The UK lawmakers have overwhelmingly approved the post-Brexit trade deal with the EU in a parliamentary vote.
A bill bringing the deal into UK law was backed by the Commons by 521 to 73 votes after Parliament was recalled, the BBC reported.
The majority of Labour MPs are thought to have voted for the agreement after leader Sir Keir Starmer said a “thin deal was better than no deal”, according to the report.
Britain will leave the European single market and customs union at 11 p.m. (2300 GMT) on Thursday, the end of a difficult year and of a post-Brexit transition period marked by intense and tortuous trade negotiations. Also, this is happening four and a half years after the Brexit referendum.
The agreement hammered out with Brussels over nine months sets out a new business and security relationship between the UK and its biggest trading partner.
The European Union (EU) leaders formally signed the post-Brexit trade deal with Britain early on Wednesday.
EU chiefs Ursula von der Leyen and Charles Michel, the heads of the European Commission and European Council, smiled at a brief televised ceremony to put their names to the 1,246-page Trade and Cooperation Agreement.

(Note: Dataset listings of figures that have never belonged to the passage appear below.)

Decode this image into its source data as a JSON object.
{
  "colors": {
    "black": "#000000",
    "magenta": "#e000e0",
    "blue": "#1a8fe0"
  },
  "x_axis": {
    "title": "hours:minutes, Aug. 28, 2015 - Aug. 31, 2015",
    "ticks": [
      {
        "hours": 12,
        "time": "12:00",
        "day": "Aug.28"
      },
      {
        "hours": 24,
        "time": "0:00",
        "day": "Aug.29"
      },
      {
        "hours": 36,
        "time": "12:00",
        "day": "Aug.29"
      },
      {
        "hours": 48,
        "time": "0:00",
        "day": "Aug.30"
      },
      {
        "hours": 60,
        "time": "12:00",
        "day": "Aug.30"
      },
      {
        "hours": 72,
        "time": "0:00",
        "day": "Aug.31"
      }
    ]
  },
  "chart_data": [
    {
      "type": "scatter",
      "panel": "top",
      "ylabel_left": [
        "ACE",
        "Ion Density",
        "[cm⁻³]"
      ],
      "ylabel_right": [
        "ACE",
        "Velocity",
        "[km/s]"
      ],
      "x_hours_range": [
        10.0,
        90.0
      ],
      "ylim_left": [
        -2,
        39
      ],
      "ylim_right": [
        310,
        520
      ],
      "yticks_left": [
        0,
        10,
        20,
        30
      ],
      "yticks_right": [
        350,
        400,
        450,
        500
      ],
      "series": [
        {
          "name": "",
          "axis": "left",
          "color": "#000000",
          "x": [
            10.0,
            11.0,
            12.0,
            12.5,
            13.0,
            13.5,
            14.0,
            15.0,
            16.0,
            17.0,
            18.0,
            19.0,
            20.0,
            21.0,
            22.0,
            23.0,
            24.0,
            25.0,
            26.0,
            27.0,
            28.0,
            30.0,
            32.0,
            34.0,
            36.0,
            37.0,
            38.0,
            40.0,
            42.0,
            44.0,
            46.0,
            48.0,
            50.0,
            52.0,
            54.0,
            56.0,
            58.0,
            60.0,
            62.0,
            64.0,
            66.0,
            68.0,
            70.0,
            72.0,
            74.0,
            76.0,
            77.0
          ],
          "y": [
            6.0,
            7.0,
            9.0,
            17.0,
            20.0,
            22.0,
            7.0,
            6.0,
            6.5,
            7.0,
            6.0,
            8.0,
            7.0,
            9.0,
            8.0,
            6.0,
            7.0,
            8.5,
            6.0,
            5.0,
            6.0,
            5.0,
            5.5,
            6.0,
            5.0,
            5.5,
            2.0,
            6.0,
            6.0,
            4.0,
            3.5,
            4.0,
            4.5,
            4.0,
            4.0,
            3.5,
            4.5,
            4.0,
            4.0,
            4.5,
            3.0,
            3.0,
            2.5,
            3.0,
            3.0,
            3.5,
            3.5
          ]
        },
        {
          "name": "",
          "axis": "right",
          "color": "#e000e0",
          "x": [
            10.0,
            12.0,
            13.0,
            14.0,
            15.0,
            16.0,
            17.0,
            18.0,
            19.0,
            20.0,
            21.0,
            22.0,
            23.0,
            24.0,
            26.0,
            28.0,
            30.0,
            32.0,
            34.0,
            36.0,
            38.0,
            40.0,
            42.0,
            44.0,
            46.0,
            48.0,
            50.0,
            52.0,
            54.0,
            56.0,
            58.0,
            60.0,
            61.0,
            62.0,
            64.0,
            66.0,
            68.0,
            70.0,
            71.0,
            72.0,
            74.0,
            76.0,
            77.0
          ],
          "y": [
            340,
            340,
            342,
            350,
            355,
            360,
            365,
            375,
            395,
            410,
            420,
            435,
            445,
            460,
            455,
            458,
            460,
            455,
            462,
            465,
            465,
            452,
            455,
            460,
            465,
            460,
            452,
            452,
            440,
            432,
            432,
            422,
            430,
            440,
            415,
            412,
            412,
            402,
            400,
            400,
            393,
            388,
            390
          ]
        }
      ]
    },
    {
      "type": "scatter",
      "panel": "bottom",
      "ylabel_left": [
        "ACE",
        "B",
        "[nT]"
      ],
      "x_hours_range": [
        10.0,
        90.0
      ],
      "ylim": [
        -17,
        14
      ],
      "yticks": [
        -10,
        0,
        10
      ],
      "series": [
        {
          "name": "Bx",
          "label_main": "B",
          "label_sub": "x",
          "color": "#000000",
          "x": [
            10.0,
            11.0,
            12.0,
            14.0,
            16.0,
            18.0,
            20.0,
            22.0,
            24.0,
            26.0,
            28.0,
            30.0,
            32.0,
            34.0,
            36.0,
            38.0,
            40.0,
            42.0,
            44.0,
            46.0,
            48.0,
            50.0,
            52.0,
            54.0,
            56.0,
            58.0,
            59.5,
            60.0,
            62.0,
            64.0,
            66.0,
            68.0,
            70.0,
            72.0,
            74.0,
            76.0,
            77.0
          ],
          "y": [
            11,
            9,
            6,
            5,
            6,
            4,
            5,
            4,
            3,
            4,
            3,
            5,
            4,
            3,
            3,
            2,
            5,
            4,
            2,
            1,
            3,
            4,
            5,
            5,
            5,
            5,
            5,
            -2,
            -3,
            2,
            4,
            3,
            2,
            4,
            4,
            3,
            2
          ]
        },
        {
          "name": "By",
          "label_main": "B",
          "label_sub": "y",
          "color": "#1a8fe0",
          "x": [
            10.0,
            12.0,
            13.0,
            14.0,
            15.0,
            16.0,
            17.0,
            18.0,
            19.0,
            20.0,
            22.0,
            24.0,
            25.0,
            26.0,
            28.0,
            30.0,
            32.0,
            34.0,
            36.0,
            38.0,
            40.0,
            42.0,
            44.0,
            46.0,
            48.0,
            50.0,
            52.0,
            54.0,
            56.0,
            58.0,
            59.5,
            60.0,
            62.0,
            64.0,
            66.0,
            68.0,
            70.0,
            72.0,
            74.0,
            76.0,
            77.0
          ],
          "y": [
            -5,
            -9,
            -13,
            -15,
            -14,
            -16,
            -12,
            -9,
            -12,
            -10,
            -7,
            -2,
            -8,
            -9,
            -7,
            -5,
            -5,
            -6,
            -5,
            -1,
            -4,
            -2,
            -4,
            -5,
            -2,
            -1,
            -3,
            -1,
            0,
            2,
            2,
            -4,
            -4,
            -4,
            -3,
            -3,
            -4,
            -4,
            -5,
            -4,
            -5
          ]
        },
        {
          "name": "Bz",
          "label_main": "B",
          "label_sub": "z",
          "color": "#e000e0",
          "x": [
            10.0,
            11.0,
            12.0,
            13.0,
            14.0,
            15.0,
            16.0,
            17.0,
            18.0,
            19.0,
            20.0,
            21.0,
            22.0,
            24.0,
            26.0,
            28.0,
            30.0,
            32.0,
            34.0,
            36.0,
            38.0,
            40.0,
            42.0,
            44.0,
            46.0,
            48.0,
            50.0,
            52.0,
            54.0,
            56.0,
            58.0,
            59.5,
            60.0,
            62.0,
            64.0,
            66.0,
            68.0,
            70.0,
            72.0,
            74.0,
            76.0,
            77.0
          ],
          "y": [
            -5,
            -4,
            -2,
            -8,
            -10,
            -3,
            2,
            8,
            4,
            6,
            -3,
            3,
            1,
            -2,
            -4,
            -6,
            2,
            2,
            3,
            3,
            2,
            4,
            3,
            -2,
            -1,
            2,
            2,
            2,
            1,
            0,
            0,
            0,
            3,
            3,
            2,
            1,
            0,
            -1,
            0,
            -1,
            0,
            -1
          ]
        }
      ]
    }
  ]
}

Taking to Twitter, Leyen confirmed that she and European Council President Charles Michel “signed the EU-UK Trade and Cooperation Agreement” in Brussels.
“(UK) Prime Minister Boris Johnson will sign it later today in London,” she said.
“It has been a long road. It’s time now to put Brexit behind us. Our future is made in Europe,” von der Leyen added.
The free trade deal is the biggest bilateral trade deal signed by either side, covering trade worth around 668 billion pounds ($905 billion).
The UK is the EU’s third largest trading partner in goods, after the US and China.